Re: WritableComparable
On Sun, Aug 14, 2011 at 10:25 PM, Joey Echeverria j...@cloudera.com wrote: What are the types of key1 and key2? What does the readFields() method look like? The type of key1 is essentially a wrapper for java.util.UUID. Here is its readFields: public void readFields(DataInput in) throws IOException { id = new UUID(in.readLong(), in.readLong()); } So, it reconstitutes the UUID by deserializing two longs. The 'compareTo' method of this key type delegates to java.util.UUID.compareTo. The type of key2 wraps a different id, one that fits into a long. In addition to an id, it also stores an enum which designates the source of this id.
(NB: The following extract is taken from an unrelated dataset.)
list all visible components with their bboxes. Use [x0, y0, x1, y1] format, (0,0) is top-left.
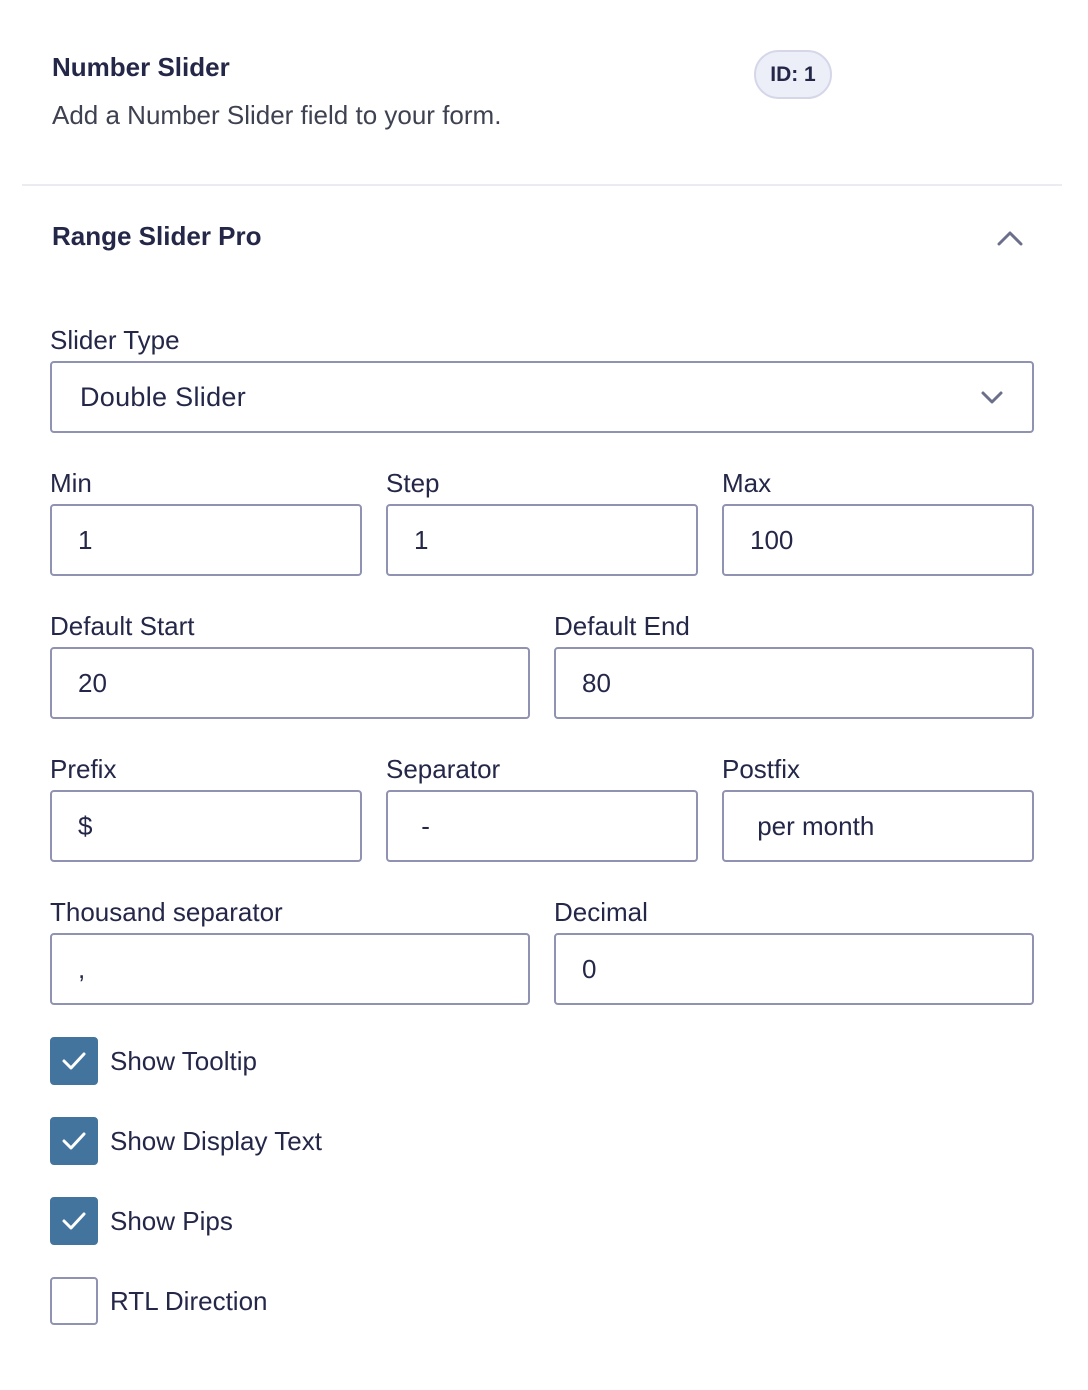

Here is its readFields: public void readFields(DataInput in) throws IOException { source = Source.values()[in.readByte() 0xFF]; id = in.readLong(); } The source is an enum value which is serialized by writing its ordinal. (There are only two possible enum values, hence only one byte.) The 'compareTo' method of this key type orders by the source values if the id values are different, otherwise by the id values.